Three-quarters of parents said in a recent survey their children are getting more screen time and less social time now than before the pandemic.

A new survey from the Angus Reid Institute found that 70 per cent of parents with children between the ages of six and 17 found remote learning challenging, with 75 per cent saying their kids had transitioned to more screen time and less social time compared to before the pandemic.

Two-thirds of the parents surveyed said they felt their kids' well-being was an afterthought in pandemic decisions.

"The past two years have proven an immense challenge for parents, as many tried their hand at math, science, and social studies for the first time in decades, hoping to offer some at-home guidance for their household student," the Angus Reid media release issued today, March 21, said. "Others attempted to balance childcare arrangements and work, leading to frustration and stress."

More than one-third of parents surveyed said their child's performance at school had worsened since the pandemic began.

According to the survey, a lot of parents point some of the blame on the government.

More than two-thirds of parents said policymakers did not consider their children’s well-being enough. Parents with younger children were more widely affected with 72 per cent saying the government didn't consider their children’s well-being enough, with that number dropping to 63 per cent for parents with teenagers.

The survey also showed that children tend to be very resilient.

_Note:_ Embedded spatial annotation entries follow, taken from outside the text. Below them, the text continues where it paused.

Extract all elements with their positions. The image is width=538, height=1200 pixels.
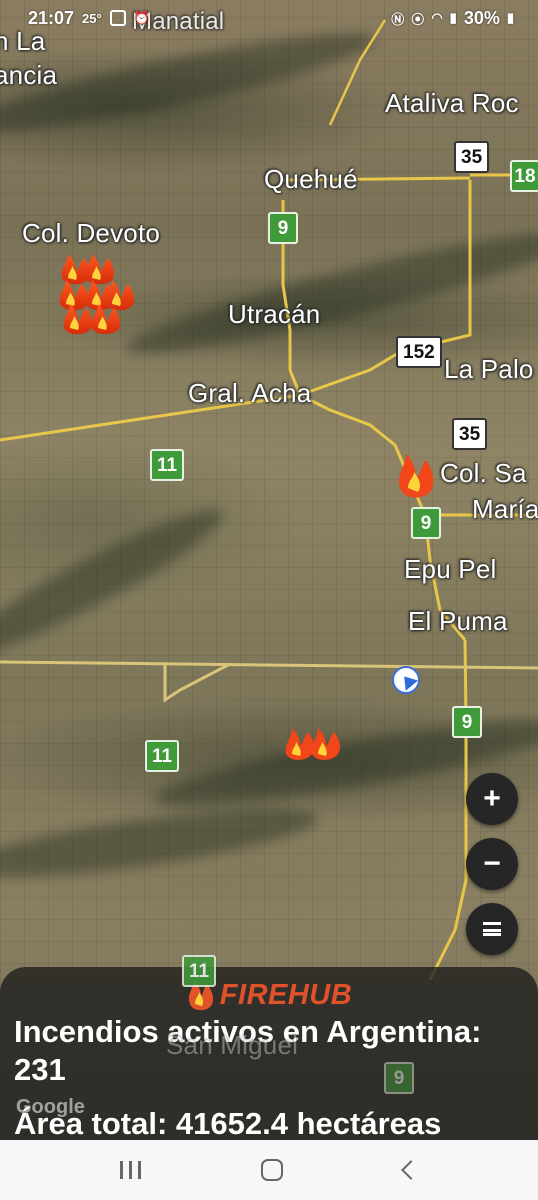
nfc-icon: Ⓝ [391,11,405,27]
home-button[interactable] [261,1159,284,1181]
temperature: 25° [82,10,102,26]
clock: 21:07 [28,7,75,28]
route-shield: 18 [510,160,538,192]
place-label: Quehué [264,164,358,194]
place-label: San Miguel [166,1030,299,1060]
system-nav-bar [0,1140,538,1200]
place-label: Epu Pel [404,554,497,584]
place-label: Col. Sa [440,458,527,488]
fire-icon[interactable] [56,250,136,335]
image-icon [109,10,126,26]
zoom-in-button[interactable]: + [466,773,518,825]
route-shield: 9 [452,706,482,738]
zoom-out-button[interactable]: − [466,838,518,890]
place-label: Utracán [228,299,321,329]
brand-logo: FIREHUB [14,977,524,1013]
route-shield: 11 [145,740,179,772]
wifi-icon: ◠ [431,10,443,25]
route-shield: 9 [411,507,441,539]
battery-icon: ▮ [506,10,514,25]
navigation-arrow-icon[interactable] [392,666,420,694]
place-label: ancia [0,60,58,90]
recents-button[interactable] [120,1161,142,1179]
signal-icon: ▮ [449,10,457,25]
menu-icon [483,922,501,936]
brand-name: FIREHUB [219,978,353,1011]
place-label: María [472,494,538,524]
alarm-icon: ⏰ [133,10,150,25]
fire-icon[interactable] [396,450,436,498]
status-bar: 21:07 25° ⏰ Ⓝ ⦿ ◠ ▮ 30% ▮ [0,0,538,36]
place-label: El Puma [408,606,508,636]
place-label: Ataliva Roc [385,88,519,118]
route-shield: 9 [384,1062,414,1094]
route-shield: 9 [268,212,298,244]
route-shield: 11 [182,955,216,987]
menu-button[interactable] [466,903,518,955]
route-shield: 35 [452,418,488,450]
total-area: Área total: 41652.4 hectáreas [14,1106,442,1141]
place-label: Gral. Acha [188,378,312,408]
fire-icon[interactable] [284,722,342,762]
route-shield: 35 [454,141,490,173]
place-label: Col. Devoto [22,218,161,248]
place-label: La Palo [444,354,534,384]
location-icon: ⦿ [411,11,425,27]
route-shield: 152 [396,336,442,368]
battery-percent: 30% [463,7,500,28]
back-button[interactable] [400,1160,421,1180]
route-shield: 11 [150,449,184,481]
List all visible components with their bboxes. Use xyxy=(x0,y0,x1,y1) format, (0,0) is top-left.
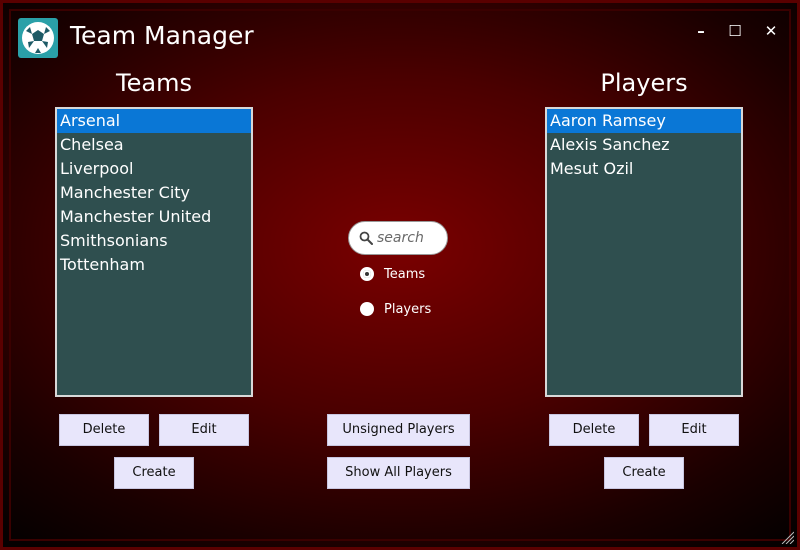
maximize-button[interactable]: ☐ xyxy=(724,21,746,41)
team-list-item[interactable]: Arsenal xyxy=(57,109,251,133)
team-list-item[interactable]: Manchester City xyxy=(57,181,251,205)
app-title: Team Manager xyxy=(70,21,254,50)
players-radio-button[interactable] xyxy=(360,302,374,316)
delete-team-button[interactable]: Delete xyxy=(59,414,149,446)
teams-radio-button[interactable] xyxy=(360,267,374,281)
player-list-item[interactable]: Aaron Ramsey xyxy=(547,109,741,133)
team-list-item[interactable]: Tottenham xyxy=(57,253,251,277)
teams-list[interactable]: Arsenal Chelsea Liverpool Manchester Cit… xyxy=(55,107,253,397)
soccer-ball-logo-icon xyxy=(18,18,58,58)
teams-heading: Teams xyxy=(116,69,192,97)
show-all-players-button[interactable]: Show All Players xyxy=(327,457,470,489)
players-list[interactable]: Aaron Ramsey Alexis Sanchez Mesut Ozil xyxy=(545,107,743,397)
app-window: Team Manager – ☐ ✕ Teams Players Arsenal… xyxy=(0,0,800,550)
resize-grip-icon[interactable] xyxy=(780,530,794,544)
create-team-button[interactable]: Create xyxy=(114,457,194,489)
team-list-item[interactable]: Chelsea xyxy=(57,133,251,157)
team-list-item[interactable]: Smithsonians xyxy=(57,229,251,253)
team-list-item[interactable]: Liverpool xyxy=(57,157,251,181)
player-list-item[interactable]: Alexis Sanchez xyxy=(547,133,741,157)
edit-team-button[interactable]: Edit xyxy=(159,414,249,446)
close-button[interactable]: ✕ xyxy=(760,21,782,41)
search-input[interactable] xyxy=(377,229,443,247)
create-player-button[interactable]: Create xyxy=(604,457,684,489)
search-icon xyxy=(359,231,373,245)
teams-radio-label: Teams xyxy=(384,267,426,282)
minimize-button[interactable]: – xyxy=(690,21,712,41)
delete-player-button[interactable]: Delete xyxy=(549,414,639,446)
edit-player-button[interactable]: Edit xyxy=(649,414,739,446)
search-box[interactable] xyxy=(348,221,448,255)
unsigned-players-button[interactable]: Unsigned Players xyxy=(327,414,470,446)
player-list-item[interactable]: Mesut Ozil xyxy=(547,157,741,181)
players-radio-label: Players xyxy=(384,302,432,317)
players-heading: Players xyxy=(600,69,688,97)
team-list-item[interactable]: Manchester United xyxy=(57,205,251,229)
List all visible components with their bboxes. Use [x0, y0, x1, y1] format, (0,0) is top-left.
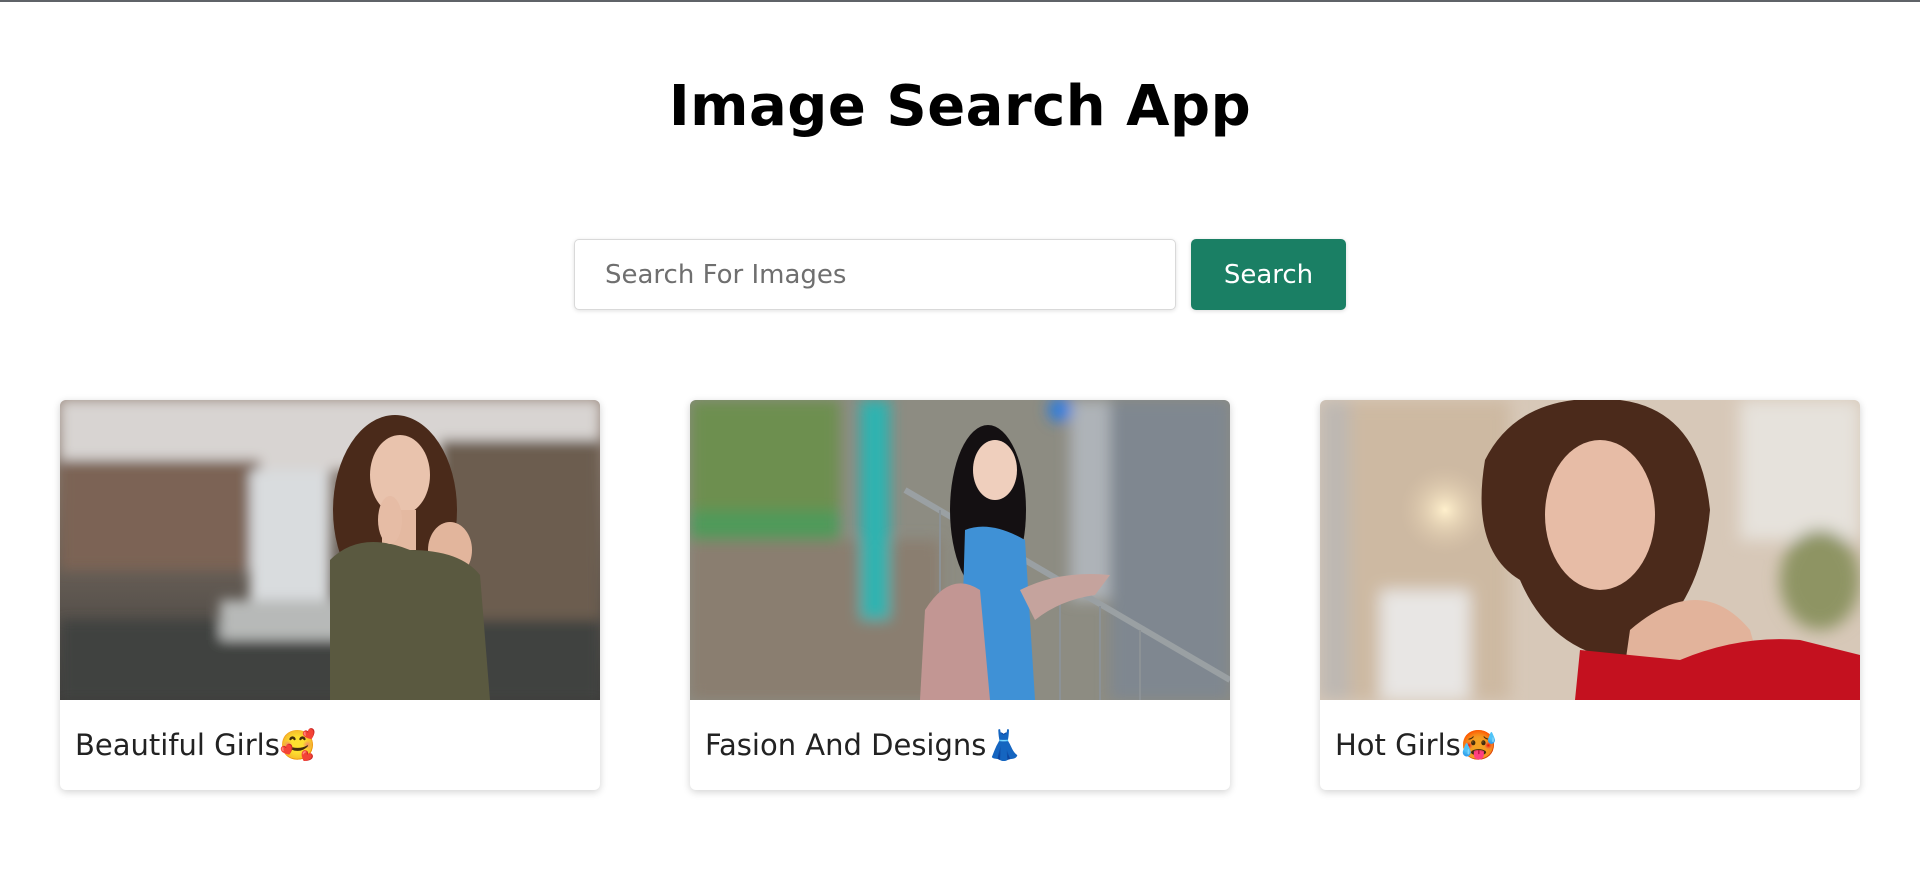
image-results-grid: Beautiful Girls🥰 Fasion And Designs👗 Hot…: [60, 400, 1860, 790]
page: Image Search App Search For Images Searc…: [0, 2, 1920, 894]
image-card[interactable]: Fasion And Designs👗: [690, 400, 1230, 790]
image-card[interactable]: Beautiful Girls🥰: [60, 400, 600, 790]
page-title: Image Search App: [668, 74, 1252, 139]
search-form: Search: [574, 239, 1346, 310]
card-caption: Hot Girls🥵: [1335, 727, 1497, 762]
result-image[interactable]: [1320, 400, 1860, 700]
card-caption: Beautiful Girls🥰: [75, 727, 316, 762]
search-button[interactable]: Search: [1191, 239, 1346, 310]
result-image[interactable]: [690, 400, 1230, 700]
image-card[interactable]: Hot Girls🥵: [1320, 400, 1860, 790]
card-caption: Fasion And Designs👗: [705, 727, 1023, 762]
result-image[interactable]: [60, 400, 600, 700]
search-input[interactable]: [574, 239, 1176, 310]
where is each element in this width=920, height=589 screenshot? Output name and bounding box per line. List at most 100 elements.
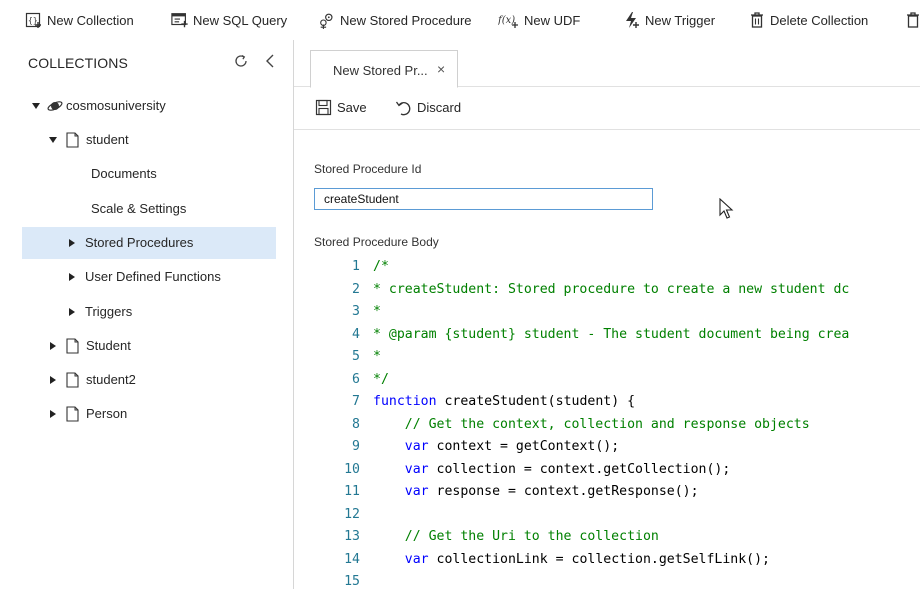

Two-thirds of parents said their children are coming through the pandemic well, even though the pandemic has been a significant or severe disruption in their lives.

Having children also put you at a far greater risk of catching COVID.

Parents were nearly twice as likely as those without kids - 30 per cent compared to 17 per cent - to have tested positive for COVID-19.

"Further, they are also more likely to say that their mental health has worsened during this time than those without children in their household," the release said.

The survey, done in partnership with the CBC, also found one-third of parents didn't feel like they were surrounded by a good support network and two-in-five of those with children felt their relationships with friends and family worsened since the pandemic began.

Half of those living with children said there have been more bad times than good since the pandemic began.

A small segment of those surveyed, five per cent, describe the pandemic as "great years."